Mas, voltando ao livro, fica nítido que não só o contexto familiar contribuiu para a formação de Bill Gates, mas também o fato de ter crescido em um país que, por filosofia e não por necessidade, prestigia a iniciativa individual, possibilitando o acesso a capital e a tantos outros recursos, como educacionais e jurídicos. O próprio Gates pai afirma – se meu filho tivesse nascido no Afeganistão, as coisas seriam bem diferentes. A Microsoft nem existiria.

Nesse contexto de educação familiar consistente e de valorização da iniciativa individual, aos 11 anos de idade Gates começou a ficar independente, chegando a assustar o seu próprio pai. Por conta própria, no ensino médio, tinha “jornada dupla”. Todas as noites ia à Universidade de Washington aprender um pouco sobre computadores. Gates pulava a janela do quarto no meio da noite, com o endosso de sua irmã mais velha, Kristi, que dava cobertura para as fugas.

Foi um passo para Gates ficar ainda mais próximo de Paul Allen, cocriador da Microsoft, e dar os primeiros passos para a fundação da empresa de software.

Em 1975, largou a Universidade de Harvard para se dedicar integralmente à Microsoft. Isso deixou Gates pai preocupado. No entanto, esse fato lhe ensinou que pessoas curiosas exigem a liberdade de encarar a vida à sua própria maneira. Isso deve ser respeitado.

Gates, de certa forma, seguiu um caminho próprio, diferente de seus colegas e irmãs, e deu certo no final, afirma o pai.

Desperte para a vida tem o efeito imediato. Ele desmitifica aquela visão de que, de forma oportunista, Bill Gates se afastou da Microsoft para cuidar de uma organização filantrópica. Na realidade, esse tipo de atitude é comum na família Gates.

Desde seus avós a sua família está envolvida com filantropia. Seu pai seguiu o mesmo caminho, largou o trabalho diário em seu escritório de advocacia para se dedicar à filantropia.
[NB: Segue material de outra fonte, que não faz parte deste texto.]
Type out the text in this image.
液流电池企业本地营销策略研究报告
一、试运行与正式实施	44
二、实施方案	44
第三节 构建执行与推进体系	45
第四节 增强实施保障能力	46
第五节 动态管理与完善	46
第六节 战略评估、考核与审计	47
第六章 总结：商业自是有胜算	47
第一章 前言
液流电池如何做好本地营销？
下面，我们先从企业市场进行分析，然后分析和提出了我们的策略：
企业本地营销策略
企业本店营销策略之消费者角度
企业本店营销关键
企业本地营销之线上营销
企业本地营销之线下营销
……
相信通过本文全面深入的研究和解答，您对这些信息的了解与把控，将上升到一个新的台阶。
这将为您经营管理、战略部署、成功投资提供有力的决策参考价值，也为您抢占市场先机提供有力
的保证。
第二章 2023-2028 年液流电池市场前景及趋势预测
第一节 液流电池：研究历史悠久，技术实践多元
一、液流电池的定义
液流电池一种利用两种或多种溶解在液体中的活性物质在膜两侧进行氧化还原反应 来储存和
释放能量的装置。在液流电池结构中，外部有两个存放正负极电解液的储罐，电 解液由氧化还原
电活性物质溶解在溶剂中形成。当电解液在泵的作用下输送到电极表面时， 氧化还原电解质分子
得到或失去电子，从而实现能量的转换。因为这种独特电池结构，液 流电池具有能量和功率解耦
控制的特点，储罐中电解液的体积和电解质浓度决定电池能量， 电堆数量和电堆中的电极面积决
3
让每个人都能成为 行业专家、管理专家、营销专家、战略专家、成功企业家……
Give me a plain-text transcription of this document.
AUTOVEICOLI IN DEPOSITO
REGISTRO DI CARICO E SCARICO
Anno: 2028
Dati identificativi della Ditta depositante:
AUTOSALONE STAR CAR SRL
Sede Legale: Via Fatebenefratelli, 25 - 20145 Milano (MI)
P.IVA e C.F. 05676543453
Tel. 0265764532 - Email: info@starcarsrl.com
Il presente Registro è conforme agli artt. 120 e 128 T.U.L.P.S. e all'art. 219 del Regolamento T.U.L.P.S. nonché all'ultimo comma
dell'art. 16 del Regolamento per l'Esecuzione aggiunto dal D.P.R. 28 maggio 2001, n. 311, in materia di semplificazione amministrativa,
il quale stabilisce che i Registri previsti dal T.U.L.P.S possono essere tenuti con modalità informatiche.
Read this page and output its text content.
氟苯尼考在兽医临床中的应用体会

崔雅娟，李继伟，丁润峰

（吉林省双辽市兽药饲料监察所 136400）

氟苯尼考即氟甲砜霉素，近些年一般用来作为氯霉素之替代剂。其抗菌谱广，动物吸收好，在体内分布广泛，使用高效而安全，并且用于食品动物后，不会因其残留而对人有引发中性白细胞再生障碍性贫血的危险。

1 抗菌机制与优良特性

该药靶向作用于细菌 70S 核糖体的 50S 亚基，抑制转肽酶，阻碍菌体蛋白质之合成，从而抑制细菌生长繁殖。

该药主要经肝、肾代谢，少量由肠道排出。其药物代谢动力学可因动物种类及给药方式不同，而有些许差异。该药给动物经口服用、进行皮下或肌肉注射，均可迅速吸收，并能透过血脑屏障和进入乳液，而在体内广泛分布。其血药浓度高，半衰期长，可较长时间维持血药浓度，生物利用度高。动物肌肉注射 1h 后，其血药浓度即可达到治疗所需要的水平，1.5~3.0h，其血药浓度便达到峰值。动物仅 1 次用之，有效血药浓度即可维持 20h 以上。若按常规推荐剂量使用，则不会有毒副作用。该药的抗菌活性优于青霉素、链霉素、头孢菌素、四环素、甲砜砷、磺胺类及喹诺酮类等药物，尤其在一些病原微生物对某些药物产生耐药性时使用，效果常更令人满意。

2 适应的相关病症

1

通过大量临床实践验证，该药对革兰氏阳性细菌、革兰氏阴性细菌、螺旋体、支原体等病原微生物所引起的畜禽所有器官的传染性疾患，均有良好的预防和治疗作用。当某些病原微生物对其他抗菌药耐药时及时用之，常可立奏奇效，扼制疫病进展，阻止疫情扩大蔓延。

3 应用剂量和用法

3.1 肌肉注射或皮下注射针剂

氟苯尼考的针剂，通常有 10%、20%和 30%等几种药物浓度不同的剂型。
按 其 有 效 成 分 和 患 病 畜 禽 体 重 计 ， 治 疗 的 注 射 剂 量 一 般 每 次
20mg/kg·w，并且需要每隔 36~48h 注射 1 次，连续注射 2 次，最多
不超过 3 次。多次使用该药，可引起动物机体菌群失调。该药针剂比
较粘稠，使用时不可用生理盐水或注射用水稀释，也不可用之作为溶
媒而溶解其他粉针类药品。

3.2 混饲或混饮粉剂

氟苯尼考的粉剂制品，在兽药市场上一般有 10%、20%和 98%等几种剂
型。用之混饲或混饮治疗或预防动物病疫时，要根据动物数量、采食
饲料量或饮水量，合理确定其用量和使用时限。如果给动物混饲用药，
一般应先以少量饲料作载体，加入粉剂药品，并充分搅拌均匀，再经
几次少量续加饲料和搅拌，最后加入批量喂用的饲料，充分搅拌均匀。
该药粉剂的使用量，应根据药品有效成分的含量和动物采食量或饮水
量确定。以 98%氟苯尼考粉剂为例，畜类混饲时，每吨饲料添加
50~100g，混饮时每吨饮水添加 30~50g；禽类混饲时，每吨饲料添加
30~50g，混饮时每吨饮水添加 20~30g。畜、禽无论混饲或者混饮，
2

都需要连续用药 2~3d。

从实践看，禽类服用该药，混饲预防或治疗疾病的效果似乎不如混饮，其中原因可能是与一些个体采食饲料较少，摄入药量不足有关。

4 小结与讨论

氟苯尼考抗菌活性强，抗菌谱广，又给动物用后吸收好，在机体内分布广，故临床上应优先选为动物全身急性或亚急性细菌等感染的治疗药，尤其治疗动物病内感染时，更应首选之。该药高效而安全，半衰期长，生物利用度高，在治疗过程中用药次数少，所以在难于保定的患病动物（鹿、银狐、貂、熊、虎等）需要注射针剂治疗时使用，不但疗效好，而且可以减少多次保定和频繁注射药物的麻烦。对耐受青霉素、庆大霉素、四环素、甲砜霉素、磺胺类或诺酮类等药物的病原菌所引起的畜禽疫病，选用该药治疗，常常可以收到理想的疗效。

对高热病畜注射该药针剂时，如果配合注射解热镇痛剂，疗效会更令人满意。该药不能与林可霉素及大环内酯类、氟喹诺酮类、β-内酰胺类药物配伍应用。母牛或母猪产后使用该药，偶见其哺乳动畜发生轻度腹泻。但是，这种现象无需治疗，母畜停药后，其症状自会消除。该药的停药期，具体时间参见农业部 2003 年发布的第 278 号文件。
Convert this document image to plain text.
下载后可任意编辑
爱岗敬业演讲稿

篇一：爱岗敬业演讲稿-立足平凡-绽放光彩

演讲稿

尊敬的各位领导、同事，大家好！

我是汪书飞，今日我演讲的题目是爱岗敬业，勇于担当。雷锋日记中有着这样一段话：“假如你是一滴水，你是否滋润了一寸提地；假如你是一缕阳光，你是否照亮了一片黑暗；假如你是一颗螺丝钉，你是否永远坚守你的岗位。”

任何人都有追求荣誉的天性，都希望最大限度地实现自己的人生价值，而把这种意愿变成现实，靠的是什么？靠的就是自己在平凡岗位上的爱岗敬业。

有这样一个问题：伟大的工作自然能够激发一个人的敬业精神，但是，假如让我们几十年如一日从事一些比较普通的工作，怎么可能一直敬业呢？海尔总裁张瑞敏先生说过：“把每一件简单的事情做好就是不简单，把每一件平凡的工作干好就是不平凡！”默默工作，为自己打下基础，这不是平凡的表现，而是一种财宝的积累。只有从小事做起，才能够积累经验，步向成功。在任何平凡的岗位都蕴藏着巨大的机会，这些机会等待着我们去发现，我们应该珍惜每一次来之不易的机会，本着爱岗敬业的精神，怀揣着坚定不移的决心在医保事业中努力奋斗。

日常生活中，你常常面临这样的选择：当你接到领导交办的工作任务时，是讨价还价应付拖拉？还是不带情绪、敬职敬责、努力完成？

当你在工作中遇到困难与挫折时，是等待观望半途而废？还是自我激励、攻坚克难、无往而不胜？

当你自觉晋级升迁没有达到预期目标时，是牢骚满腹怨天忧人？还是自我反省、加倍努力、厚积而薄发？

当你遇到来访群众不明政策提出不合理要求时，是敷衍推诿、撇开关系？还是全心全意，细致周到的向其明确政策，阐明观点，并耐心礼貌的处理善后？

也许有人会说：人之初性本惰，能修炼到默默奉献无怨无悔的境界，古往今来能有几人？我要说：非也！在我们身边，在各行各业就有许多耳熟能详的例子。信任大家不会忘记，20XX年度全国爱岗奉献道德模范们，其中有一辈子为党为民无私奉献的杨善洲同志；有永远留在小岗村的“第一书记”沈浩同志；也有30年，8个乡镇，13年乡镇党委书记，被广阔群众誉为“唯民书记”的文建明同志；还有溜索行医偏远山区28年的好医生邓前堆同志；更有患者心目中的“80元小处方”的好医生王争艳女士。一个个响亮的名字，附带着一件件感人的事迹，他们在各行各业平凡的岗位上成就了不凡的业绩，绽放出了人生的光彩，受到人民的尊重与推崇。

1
Em 1994, fundou a Fundação William H. Gates, que, 5 anos mais tarde, com a entrada de seu filho Bill Gates como principal controlador, seria renomeada para Fundação Bill e Melinda Gates, considerada a maior no mundo ligada à filantropia (caixa de US$ 33 bilhões/ano).

Mary Gates, mãe do cofundador da Microsoft, por sua vez, era conhecida por seu trabalho voluntário junto à United Way of America e à cidade de Seattle, onde a família Gates está bem presente.

O livro tem o efeito secundário de humanizar o Bill Gates competitivo e que utilizou as estratégias mais agressivas disponíveis para que a Microsoft conquistasse ou mantivesse presença de mercado.

Desperte para a vida não é sobre tecnologia. Como livro de prática de negócios ou desenvolvimento pessoal, não é dos melhores. É dividido em capítulos curtos, cada um com ensinamentos ou princípios. Porém, Gates pai repete a mesma ideia diversas vezes. Na realidade, Desperte para a vida era para ter sido apenas um ensaio particular para a família. Depois surgiu a ideia de transformá-lo em livro.

É um bom livro se for tratado como uma obra sobre filantropia, mas principalmente sobre paternidade, como criar uma família – mantê-la unida, apesar da distância e da morte de alguns (Mary Gates, mãe de Bill Gates, morreu vítima de câncer de mama em 1.994, seis meses após o casamento de seu filho com Melinda).

Neste sentido, o pai é tão bem sucedido quanto o filho. Os dois têm mais semelhanças do que diferenças. Reflexo disso está no prefácio minimalista que Gates escreveu para o livro de seu pai.

“Pai, na próxima vez em que alguém lhe perguntar se você é o verdadeiro Bill Gates, espero que responda ‘Sim’. E que diga a eles que você é todas as coisas que este outro luta para ser”.